A. “To ensure consistency of support, we use our internal communications channels to communicate regularly about flexibility and work-life balance, including from the senior team, on a range of topics such as working from home with a family, menopause support and flexible and agile working during COVID-19.

“Yammer is a useful social tool where our colleagues can join groups, discuss issues and share knowledge, staying connected to what’s happening across the business and what support is available.

“We also provide a multitude of information on our intranet, for example we have a menopause hub to provide access to support groups, workshops, resources and toolkits; and we have an LGBT hub with information on same sex adoption/parenting.
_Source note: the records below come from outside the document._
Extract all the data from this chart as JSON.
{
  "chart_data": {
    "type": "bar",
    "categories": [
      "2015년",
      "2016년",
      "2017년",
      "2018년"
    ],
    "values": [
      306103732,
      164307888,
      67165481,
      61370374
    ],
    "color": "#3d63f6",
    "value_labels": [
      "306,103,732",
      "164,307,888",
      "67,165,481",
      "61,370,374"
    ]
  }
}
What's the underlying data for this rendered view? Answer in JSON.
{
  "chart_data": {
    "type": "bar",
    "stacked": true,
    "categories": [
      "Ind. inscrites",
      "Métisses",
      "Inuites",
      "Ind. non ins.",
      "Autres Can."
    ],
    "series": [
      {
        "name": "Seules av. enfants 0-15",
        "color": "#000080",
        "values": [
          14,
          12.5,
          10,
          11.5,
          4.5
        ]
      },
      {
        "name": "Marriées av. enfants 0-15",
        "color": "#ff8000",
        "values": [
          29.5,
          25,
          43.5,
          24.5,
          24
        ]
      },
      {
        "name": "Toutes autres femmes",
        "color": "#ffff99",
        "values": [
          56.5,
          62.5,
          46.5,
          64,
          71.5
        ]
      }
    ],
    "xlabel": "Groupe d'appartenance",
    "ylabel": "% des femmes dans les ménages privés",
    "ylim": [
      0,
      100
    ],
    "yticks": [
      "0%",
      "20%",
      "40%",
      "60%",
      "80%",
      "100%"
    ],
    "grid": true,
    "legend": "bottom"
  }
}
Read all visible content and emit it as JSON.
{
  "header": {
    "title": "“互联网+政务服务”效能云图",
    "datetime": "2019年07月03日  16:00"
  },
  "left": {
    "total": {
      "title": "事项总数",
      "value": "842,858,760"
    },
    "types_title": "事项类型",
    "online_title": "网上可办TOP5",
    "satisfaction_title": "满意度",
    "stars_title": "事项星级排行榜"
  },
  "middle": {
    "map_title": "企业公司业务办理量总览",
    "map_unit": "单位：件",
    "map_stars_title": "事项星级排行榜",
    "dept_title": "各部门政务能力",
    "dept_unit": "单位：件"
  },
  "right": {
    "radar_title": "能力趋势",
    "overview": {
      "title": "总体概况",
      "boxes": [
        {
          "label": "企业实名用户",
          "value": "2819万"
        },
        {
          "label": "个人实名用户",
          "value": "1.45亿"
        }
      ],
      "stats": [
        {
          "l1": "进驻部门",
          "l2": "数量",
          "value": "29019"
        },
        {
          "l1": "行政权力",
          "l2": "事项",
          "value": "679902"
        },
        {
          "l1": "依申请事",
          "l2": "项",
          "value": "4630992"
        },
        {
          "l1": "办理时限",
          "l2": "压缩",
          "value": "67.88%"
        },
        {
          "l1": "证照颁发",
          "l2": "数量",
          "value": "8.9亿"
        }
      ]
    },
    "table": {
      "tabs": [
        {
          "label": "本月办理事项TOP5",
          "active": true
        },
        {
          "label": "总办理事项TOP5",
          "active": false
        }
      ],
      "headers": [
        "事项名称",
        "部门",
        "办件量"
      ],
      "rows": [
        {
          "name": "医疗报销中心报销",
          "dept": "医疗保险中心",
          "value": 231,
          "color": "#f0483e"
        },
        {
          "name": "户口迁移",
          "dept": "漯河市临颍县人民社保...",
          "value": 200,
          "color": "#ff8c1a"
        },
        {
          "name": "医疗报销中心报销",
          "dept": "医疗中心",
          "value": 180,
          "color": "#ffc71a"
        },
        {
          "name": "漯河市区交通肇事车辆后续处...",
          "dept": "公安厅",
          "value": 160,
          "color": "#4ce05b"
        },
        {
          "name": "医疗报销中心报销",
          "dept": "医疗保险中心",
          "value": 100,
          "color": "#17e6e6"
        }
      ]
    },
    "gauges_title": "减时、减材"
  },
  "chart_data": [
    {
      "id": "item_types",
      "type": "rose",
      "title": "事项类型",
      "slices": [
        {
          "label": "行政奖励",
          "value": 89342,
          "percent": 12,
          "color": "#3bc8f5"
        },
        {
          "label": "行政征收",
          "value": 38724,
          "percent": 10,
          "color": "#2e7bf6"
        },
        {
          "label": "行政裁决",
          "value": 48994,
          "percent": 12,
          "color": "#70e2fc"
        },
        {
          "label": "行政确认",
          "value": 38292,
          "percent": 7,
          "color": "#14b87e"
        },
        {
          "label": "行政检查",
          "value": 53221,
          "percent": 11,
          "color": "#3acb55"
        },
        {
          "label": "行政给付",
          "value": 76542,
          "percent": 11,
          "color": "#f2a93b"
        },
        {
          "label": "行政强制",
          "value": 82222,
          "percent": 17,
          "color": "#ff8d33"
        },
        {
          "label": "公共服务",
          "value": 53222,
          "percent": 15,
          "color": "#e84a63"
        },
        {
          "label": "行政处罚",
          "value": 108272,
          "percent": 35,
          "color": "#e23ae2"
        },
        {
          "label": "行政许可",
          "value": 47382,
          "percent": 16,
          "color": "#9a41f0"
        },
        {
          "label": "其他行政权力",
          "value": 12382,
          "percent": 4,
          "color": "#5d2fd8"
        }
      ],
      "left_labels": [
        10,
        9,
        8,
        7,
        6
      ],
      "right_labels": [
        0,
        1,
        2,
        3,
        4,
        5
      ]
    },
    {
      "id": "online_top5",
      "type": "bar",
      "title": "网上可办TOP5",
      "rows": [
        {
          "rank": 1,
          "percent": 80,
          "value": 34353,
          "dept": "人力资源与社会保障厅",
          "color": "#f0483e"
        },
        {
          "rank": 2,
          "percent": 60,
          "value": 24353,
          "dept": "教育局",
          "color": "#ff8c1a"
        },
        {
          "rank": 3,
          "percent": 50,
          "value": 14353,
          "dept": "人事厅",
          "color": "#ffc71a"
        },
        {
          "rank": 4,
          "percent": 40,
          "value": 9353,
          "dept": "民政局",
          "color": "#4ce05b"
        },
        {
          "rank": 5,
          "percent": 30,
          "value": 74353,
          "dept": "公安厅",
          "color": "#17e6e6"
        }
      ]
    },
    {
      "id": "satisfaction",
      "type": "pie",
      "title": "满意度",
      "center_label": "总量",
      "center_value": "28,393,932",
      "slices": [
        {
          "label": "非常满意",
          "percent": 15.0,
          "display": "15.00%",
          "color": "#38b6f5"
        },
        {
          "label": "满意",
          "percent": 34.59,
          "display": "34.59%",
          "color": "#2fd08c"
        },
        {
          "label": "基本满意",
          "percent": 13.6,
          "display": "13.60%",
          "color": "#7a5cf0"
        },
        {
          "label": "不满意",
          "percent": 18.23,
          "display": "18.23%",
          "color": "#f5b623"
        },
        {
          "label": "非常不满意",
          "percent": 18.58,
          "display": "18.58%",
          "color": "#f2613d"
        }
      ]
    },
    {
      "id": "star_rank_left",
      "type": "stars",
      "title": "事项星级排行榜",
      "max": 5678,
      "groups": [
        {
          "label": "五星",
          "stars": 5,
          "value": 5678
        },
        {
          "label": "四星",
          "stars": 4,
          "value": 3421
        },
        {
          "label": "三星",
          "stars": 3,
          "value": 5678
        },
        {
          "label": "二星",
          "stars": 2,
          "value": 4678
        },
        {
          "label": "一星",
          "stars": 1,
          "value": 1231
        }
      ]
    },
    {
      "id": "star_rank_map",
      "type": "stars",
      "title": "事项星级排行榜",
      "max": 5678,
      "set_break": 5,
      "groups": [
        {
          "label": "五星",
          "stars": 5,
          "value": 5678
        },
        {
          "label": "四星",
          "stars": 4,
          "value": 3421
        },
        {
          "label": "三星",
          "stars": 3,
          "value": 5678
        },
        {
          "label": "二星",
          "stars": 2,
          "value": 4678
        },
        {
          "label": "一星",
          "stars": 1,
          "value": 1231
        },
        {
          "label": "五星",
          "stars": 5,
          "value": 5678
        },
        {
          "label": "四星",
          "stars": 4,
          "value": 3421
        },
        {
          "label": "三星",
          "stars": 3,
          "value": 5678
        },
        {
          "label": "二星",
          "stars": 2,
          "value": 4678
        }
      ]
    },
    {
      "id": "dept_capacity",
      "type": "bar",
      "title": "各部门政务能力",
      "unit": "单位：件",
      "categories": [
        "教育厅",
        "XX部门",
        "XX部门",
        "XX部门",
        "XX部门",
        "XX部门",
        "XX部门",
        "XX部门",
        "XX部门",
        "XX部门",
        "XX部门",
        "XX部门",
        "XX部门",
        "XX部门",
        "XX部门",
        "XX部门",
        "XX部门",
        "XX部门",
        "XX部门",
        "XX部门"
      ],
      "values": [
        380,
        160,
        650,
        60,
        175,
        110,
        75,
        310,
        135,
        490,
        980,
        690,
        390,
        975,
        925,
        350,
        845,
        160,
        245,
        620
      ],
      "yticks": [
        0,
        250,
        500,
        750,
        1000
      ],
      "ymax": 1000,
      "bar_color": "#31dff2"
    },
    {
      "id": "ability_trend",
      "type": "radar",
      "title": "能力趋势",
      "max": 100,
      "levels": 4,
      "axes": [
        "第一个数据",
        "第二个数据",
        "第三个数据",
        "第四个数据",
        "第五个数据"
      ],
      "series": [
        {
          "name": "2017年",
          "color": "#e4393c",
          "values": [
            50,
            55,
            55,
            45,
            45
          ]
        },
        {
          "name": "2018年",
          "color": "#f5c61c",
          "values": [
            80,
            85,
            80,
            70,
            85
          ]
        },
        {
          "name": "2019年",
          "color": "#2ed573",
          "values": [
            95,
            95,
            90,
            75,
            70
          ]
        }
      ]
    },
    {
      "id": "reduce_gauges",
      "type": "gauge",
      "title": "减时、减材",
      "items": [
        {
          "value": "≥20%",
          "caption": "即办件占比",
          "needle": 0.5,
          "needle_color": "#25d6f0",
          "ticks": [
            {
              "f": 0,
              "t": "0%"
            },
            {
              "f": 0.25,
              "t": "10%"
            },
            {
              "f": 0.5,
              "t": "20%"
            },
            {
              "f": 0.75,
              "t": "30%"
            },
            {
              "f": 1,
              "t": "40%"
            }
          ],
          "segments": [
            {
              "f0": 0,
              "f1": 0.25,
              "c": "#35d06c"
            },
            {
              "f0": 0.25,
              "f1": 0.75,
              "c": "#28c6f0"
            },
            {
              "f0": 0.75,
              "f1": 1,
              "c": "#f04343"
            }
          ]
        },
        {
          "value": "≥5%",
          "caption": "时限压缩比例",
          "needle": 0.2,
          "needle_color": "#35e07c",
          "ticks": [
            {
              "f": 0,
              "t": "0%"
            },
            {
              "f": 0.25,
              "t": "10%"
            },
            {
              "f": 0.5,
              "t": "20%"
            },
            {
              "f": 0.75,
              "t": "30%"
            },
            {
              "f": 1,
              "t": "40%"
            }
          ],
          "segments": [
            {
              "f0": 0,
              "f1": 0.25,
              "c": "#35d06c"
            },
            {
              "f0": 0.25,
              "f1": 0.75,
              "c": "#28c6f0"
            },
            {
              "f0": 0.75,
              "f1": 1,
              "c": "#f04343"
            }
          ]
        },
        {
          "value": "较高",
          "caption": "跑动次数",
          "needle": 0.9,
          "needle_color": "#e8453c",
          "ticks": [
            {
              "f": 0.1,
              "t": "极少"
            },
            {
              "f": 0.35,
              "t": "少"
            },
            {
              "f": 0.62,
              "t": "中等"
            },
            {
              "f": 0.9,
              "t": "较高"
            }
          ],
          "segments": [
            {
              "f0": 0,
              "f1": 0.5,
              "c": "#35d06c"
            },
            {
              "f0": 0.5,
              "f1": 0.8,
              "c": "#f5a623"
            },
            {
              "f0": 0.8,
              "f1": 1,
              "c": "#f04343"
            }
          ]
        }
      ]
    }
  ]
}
“In recent months we have had a focus on mental health and wellbeing, in light of the increase in home working, to ensure our colleagues are aware of the support available, ensuring a healthy work-life balance,” adds Kilshaw.

Q. What has been the impact of your family-friendly policies on employees?

A. “Our approach to family-friendly policies means that a significant amount of our staff can work from home full-time or on an adhoc basis as and when they need to.

“The results of our employee satisfaction survey provide an extremely favourable percentage of our people who are satisfied with the working life and culture of our business,” explains Kilshaw.

Q. How has coronavirus impacted your family-friendly approach? Have you had to put in place special measures to provide extra support?

A. “When the pandemic hit the UK in late March 2020, we had to adapt quickly to ensure our people could work remotely without disruption to the business. Luckily, as an already-agile business, we were perfectly placed to deliver this effectively and efficiently.

"Currently, an extremely high number of our colleagues work from home, with flexible start/finish times and many work flexibly in different ways, including working part-time,” explains Kilshaw.

“Working parent groups have been created in offices where colleagues find them valuable and meetings and distribution lists were set up to exchange ideas.

“We openly acknowledged that caring for children and loved ones was something colleagues would need to focus on and that we would be flexible in relation to this so nobody felt uncomfortable raising it with their line manager. Colleagues who requested unpaid leave had their request approved if it was on the basis of childcare or other caring responsibilities.”

Q. Looking ahead, do you have any further plans for your family-friendly policies?

A. “We’re constantly looking to increase our support for working families and are due to launch our well-being strategy. We recognise the need to support our people further and review our policies on a regular basis,” concludes Kilshaw.